Célimène. L’amoureuse de l’amour.
Rarement on aura entendu aussi bien ce classique, grâce à la justesse des comédiens qui se sont totalement extraits de cette hypnotisante musique, pour avant tout traverser des émotions. Une prise en charge amplifiée par un travail de corps très étudié, très écrit. Ainsi postures des pieds, des corps, place des mains, tenue des bras, touchers, contacts, caresses, sont-ils très finement utilisés pour raconter les relations des personnages : et quelle joie, quelle émotion, de découvrir une Célimène vraiment amoureuse (Emilie Lafarge), pendue au cou d’un Alceste bredouillant de l’émotion de sentir sa belle lui roucouler dans les bras, se hisser sur la pointe des pieds pour l’embrasser avec fougue. Là, on y croit, on y est, ça fonctionne à bloc.

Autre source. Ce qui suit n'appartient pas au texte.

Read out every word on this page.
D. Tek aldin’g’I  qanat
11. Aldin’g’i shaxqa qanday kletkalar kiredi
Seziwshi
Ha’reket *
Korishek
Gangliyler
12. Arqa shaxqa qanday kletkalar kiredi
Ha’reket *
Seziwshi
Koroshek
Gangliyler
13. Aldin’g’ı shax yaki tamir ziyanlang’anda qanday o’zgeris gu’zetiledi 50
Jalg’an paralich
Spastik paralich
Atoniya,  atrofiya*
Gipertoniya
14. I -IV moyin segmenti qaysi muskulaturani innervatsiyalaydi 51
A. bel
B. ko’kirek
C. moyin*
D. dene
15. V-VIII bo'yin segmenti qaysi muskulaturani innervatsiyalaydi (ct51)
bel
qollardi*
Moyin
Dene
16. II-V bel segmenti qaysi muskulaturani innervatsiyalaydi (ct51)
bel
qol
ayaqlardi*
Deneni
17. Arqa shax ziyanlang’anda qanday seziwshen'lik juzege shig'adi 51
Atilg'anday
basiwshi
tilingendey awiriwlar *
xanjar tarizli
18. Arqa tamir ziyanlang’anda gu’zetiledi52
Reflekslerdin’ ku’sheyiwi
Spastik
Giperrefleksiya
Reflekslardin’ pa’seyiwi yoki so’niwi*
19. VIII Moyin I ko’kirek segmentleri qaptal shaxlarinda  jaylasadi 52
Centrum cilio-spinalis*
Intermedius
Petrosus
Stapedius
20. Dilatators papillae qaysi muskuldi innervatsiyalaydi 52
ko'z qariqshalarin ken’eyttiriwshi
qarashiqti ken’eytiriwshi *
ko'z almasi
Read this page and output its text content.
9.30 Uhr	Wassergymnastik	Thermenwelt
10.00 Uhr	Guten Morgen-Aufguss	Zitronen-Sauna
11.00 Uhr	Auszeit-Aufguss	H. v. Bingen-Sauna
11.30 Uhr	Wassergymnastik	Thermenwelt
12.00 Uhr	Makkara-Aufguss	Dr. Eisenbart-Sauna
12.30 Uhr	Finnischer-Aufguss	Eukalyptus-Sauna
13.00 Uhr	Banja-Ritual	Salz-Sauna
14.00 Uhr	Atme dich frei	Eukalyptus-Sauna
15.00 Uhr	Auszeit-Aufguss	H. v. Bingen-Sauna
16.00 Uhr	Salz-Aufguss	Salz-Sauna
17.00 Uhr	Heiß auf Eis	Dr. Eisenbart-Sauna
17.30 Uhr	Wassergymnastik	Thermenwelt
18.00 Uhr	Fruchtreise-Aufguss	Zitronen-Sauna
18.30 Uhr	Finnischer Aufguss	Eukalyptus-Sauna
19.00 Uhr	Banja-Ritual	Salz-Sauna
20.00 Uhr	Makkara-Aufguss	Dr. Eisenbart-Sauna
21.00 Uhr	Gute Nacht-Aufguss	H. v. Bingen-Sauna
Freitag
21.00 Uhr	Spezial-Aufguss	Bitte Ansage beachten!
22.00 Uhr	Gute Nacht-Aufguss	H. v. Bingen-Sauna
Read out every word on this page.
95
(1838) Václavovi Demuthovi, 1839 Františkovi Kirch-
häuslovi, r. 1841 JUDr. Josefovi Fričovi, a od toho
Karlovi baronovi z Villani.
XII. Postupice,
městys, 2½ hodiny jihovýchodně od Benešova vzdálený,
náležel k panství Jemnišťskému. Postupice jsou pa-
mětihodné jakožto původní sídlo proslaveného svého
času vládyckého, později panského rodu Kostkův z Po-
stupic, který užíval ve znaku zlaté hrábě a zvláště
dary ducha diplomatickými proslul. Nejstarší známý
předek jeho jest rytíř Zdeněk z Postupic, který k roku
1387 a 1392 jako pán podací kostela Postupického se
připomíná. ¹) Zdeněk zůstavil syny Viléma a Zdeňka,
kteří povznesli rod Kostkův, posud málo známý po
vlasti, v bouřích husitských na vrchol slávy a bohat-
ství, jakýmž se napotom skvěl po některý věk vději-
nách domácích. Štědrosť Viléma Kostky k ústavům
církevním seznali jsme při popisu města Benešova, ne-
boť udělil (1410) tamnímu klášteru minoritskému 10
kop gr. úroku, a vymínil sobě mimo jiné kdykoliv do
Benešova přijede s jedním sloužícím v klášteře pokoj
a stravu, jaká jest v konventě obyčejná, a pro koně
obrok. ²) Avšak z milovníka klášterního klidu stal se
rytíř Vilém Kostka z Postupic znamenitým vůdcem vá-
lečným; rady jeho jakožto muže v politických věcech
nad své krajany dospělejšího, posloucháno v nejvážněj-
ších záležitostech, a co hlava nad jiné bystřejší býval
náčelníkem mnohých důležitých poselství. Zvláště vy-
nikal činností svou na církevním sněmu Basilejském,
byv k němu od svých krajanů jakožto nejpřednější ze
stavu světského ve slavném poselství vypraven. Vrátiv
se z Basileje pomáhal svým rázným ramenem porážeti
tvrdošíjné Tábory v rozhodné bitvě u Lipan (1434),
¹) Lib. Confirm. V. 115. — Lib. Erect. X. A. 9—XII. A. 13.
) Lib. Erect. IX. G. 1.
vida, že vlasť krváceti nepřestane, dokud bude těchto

Alceste et Philinte. L’amitié
Sans doute l’une des plus réussies, la relation qui les unit, car sortant des caricatures habituelles de ces personnages souvent très outranciers. Ici, deux amis se renvoient leurs points de vue sur la sincérité opposée à la mondanité sans tirer la couverture à eux ni surjouer les caractères. De la subtilité, encore. Une subtilité que l’on retrouve même dans les passages les plus appuyés, même quand les personnages partent en vrille, déjantés comme dans un Lewis Carrol, il y a justesse, il y a sens, il y ambivalence : noirceur et burlesque, c’est l’équilibre parfait.

Alceste. La peur d’aimer
Le Misanthrope,  joué par Dana lui même, qui s’empare du personnage avec finesse, osant en faire un amoureux ridicule, mais aussi un homme de paradoxes, profondément humain. Un travail d’orfèvre a été fait sur les personnages, décortiqués, analysés, compris par les comédiens, ce qui leur permet d’intégrer l’alexandrin dans le jeu sans se faire balader par la musique hypnotique des vers, avec la vertu de nous faire entendre le propos avec une clarté rarement égalée.

Philinte. Le paradoxe.
Sans doute la première fois que les paradoxes de Philinte sont si bien montrés. Oui, voila un homme qui aime le monde, la légèreté, l’humour, la fête, mais qui n’est pas pour autant un petit papillon futile et prétentieux. C’est Maxence Tual, des Chiens de Navarre, qui tient le rôle avec une composition vraiment originale.

Le résultat ?
Grâce aux lumières très vivantes, grâce aux costumes – magnifiques, délirants et très drôles – grâce au rythme très tonique, grâce aux saynètes burlesques (le sonnet d’Oronte version rock avec sampleur est une merveille), grâce à la musique intelligemment intégrée (hahaha : faire chanter la tirade d’Éliante sur l’air des « Moulins de mon cœur » de Michel Legrand), c’est qu’on est dans les starting blocks tout le temps. Ça déménage, ça envoie du bois, on rit énormément à ce que racontent les corps, tandis qu’on gronde intérieurement de la noirceur du propos, un vrai travail d’équilibriste.